There is no more romantic day of the year than Valentine's Day. Whether we like it or not, February 14th has become synonymous with love, affection, greeting cards, and chocolates. If you are married, there is a certain amount of pressure that comes along with Valentine's Day.
You have to buy a gift (or at least flowers) and do your best to turn up the romance with your spouse that day. If you thought that the pressure would be off once you tied the knot, then you would be wrong, at least in this regard.
All in all, Valentine's Day has its plusses and its minuses.
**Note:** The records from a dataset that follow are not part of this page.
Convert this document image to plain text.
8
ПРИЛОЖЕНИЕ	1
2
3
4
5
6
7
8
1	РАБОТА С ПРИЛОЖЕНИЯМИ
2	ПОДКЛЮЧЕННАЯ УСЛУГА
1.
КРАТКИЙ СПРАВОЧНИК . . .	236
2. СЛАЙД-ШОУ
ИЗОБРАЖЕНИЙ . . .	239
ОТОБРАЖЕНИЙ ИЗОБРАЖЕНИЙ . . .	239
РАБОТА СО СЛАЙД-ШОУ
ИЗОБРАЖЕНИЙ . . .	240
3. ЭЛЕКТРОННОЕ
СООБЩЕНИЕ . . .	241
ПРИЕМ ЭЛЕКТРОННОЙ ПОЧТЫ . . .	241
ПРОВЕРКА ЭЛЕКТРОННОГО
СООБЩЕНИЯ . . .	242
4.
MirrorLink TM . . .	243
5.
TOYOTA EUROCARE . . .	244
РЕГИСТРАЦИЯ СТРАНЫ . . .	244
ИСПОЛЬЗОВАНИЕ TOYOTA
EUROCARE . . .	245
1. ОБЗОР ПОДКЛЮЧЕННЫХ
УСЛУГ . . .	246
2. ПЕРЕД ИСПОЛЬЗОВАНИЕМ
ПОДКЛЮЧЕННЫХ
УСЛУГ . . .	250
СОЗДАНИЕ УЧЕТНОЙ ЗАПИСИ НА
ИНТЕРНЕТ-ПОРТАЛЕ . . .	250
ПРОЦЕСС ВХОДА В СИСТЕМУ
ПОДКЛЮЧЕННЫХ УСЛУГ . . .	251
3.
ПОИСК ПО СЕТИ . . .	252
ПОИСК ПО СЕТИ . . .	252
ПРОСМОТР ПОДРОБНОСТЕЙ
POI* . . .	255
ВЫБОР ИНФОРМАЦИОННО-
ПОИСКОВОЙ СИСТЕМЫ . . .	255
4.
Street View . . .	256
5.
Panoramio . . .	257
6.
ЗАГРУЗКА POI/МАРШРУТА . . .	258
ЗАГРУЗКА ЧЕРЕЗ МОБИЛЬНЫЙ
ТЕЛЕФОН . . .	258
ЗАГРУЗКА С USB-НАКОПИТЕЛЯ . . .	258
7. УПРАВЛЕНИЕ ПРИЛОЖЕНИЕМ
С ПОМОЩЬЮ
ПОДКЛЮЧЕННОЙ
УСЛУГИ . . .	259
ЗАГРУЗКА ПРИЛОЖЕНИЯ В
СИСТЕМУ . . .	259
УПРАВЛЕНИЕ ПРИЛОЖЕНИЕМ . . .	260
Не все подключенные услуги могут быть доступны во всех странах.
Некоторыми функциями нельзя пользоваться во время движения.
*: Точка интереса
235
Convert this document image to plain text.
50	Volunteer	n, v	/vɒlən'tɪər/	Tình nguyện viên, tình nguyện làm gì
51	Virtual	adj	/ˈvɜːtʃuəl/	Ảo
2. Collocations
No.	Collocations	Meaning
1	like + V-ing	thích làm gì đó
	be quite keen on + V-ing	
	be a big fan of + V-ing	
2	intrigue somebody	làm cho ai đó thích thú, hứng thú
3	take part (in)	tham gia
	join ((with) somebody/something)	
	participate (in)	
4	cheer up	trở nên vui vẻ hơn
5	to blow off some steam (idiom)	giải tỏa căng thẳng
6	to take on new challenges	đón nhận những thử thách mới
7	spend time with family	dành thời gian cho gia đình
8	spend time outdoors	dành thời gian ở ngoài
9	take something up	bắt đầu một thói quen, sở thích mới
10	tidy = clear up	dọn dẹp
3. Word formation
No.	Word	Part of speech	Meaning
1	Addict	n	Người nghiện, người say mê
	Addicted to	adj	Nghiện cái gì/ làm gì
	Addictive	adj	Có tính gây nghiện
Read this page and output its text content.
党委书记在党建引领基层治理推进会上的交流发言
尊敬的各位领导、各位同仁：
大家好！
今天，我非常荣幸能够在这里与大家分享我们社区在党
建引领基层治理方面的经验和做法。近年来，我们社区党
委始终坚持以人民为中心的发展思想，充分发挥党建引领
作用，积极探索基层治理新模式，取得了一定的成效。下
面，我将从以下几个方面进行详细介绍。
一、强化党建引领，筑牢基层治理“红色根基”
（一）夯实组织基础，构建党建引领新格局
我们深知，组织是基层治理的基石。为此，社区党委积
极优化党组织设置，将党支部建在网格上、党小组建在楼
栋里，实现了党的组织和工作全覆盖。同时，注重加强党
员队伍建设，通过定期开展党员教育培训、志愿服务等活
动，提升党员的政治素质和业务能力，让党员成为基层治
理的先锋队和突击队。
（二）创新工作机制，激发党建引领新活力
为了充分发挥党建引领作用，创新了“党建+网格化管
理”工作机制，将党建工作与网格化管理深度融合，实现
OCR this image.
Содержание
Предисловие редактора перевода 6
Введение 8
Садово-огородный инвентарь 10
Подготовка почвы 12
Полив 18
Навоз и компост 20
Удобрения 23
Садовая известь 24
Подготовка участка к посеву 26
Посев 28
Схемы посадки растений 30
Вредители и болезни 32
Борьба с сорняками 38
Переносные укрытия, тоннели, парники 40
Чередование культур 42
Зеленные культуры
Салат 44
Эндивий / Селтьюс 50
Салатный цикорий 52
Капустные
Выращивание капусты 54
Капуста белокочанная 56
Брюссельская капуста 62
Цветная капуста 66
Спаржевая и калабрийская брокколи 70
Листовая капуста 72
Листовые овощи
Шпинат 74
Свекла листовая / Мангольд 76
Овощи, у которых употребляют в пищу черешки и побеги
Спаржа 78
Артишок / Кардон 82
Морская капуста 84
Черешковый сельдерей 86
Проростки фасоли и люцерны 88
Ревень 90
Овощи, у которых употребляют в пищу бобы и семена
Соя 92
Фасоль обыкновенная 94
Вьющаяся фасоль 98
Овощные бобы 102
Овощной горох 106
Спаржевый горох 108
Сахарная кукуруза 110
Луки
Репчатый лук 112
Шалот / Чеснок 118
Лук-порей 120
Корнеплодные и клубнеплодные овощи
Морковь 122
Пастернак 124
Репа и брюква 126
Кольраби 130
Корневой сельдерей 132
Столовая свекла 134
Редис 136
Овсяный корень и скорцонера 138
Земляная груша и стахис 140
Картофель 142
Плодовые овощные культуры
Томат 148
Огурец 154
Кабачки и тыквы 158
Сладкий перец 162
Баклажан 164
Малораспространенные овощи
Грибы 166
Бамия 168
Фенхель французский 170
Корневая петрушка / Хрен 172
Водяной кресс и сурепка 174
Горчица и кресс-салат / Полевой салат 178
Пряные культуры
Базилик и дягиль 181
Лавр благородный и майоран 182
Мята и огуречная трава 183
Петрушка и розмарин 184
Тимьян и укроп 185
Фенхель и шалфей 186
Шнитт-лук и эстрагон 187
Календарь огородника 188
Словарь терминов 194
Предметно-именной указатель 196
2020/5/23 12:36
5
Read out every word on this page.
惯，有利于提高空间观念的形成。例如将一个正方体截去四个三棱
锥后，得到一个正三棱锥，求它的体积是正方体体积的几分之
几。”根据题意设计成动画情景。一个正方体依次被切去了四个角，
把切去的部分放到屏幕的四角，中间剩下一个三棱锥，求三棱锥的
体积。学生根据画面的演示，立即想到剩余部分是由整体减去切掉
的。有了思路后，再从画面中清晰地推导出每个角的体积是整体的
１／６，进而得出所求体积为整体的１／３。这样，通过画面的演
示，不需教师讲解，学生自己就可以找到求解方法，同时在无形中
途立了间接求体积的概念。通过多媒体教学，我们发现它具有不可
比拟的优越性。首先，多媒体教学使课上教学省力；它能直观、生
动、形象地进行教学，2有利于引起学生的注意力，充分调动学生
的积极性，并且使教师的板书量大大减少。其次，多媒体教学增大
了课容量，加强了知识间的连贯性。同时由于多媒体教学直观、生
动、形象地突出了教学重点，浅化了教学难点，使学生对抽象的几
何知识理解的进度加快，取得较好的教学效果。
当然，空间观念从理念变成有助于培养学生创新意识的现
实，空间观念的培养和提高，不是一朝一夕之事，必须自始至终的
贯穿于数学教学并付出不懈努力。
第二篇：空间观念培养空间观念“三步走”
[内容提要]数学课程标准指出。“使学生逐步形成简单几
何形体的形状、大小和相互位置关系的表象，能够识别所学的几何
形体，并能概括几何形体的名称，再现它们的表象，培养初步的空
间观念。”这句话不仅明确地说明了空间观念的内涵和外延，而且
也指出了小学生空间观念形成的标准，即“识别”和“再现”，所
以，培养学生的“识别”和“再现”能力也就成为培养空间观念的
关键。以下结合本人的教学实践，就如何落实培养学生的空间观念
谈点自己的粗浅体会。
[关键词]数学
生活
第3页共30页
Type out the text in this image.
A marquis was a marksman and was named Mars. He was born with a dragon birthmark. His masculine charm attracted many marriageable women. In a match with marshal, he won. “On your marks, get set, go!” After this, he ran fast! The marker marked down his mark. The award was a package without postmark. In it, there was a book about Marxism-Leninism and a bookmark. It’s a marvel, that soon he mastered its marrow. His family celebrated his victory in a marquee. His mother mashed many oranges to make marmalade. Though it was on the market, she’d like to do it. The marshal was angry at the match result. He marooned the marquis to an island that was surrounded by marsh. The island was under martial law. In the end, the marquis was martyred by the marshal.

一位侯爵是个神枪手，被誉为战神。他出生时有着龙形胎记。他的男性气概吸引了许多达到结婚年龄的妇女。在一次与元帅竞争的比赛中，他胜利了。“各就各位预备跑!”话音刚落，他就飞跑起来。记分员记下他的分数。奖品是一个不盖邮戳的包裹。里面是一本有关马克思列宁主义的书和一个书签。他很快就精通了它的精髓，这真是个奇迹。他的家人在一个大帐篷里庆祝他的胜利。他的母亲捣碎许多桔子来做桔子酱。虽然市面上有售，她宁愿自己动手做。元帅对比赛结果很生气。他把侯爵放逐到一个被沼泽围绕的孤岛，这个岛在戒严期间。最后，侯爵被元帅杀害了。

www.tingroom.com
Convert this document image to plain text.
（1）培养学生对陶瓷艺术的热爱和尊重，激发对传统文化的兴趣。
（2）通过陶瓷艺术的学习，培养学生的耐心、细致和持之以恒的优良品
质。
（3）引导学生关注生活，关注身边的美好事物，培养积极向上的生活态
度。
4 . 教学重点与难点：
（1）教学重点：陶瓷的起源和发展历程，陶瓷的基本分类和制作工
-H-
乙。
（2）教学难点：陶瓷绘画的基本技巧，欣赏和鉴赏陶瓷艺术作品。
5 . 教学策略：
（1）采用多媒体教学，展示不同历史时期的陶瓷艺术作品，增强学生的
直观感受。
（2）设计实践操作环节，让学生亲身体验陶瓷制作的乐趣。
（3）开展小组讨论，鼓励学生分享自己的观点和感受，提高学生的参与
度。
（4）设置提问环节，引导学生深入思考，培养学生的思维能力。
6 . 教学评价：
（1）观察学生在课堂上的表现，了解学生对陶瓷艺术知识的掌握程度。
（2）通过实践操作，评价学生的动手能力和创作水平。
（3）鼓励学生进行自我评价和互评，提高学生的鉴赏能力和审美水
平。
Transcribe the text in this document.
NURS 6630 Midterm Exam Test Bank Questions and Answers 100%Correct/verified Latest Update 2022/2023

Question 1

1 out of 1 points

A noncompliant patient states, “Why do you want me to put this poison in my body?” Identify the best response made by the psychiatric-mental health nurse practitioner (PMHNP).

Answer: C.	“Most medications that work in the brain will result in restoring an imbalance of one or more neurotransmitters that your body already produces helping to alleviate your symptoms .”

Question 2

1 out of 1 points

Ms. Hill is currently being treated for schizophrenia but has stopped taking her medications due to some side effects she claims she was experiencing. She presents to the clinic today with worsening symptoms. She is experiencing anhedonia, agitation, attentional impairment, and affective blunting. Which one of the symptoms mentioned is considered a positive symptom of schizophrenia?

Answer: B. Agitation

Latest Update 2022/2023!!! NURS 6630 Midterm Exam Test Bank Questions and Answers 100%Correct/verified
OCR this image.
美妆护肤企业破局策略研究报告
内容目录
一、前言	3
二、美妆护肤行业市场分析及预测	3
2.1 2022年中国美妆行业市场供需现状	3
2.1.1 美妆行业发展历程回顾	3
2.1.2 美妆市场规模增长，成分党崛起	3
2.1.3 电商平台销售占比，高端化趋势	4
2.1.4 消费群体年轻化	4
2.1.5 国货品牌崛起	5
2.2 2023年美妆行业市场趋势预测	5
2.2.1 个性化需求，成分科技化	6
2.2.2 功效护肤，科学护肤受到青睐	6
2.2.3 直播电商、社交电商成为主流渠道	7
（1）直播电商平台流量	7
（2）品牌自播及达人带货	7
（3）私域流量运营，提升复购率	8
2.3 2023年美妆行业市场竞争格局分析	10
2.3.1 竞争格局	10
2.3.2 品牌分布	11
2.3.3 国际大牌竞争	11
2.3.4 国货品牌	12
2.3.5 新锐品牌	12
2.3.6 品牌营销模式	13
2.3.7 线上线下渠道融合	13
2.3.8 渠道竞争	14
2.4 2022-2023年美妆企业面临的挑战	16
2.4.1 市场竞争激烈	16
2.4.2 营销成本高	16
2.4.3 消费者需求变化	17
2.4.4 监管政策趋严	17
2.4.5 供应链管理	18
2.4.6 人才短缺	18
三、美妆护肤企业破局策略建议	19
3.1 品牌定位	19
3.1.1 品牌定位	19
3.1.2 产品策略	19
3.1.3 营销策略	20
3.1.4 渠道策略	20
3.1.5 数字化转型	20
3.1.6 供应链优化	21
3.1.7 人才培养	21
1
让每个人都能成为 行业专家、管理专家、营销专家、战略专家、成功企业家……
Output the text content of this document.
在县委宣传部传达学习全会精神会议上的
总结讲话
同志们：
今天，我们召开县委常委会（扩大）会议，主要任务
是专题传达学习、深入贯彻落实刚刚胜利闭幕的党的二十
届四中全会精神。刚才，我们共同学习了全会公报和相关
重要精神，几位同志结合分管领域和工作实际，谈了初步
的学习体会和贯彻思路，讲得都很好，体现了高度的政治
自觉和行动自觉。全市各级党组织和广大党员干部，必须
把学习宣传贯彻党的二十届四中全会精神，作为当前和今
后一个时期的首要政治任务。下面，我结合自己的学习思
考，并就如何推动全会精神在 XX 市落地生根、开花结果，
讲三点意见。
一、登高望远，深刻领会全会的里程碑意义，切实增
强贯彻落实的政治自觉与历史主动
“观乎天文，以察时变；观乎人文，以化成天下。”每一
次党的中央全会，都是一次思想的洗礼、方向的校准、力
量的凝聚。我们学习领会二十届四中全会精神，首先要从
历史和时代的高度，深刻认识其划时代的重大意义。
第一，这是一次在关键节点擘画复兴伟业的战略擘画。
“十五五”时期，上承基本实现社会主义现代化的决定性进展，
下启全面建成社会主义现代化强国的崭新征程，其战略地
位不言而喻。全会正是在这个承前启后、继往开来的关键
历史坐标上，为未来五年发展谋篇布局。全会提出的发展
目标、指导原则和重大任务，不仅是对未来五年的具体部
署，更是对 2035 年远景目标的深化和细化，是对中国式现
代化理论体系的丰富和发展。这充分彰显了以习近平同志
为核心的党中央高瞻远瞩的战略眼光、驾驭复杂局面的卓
If you are a newlywed or a newly divorced person, your perspective may vary based on whether or not you wear a ring on your finger.
Those feelings of undying and everlasting love that you may have experienced upon your wedding day and in the months immediately after that can quickly dissipate and yield a broken heart and an opinion of Valentine's Day that wasn't quite as rosy as it was previously (no pun intended).
Divorce and Valentine's Day
It's not precisely that February 14th will cause you to lose all affection for your spouse; it probably has more to do with the fact that this time of year sees people ultimately coming out of the Holiday Season/Post Holiday Season coma.
You may have been responsible for cooking meals, hosting relatives, and buying/wrapping presents for kids over the six weeks between Thanksgiving and New Year's. January came and went quickly as you attempted to recover from the Holidays. You stand ready and willing to consider making a change in your life now that your head is more straightforward.
It could be that you were looking at the Holidays as a time for you to grow closer to your spouse or that you were almost sure that you were ready to file for divorce before Thanksgiving. The Holidays just solidified that belief after all the turkey presents. The Christmas Tree was gone and forgotten.
Now that February is here and Spring is around the corner, your inner clock is telling you a no better time than now to get the ball rolling on a divorce.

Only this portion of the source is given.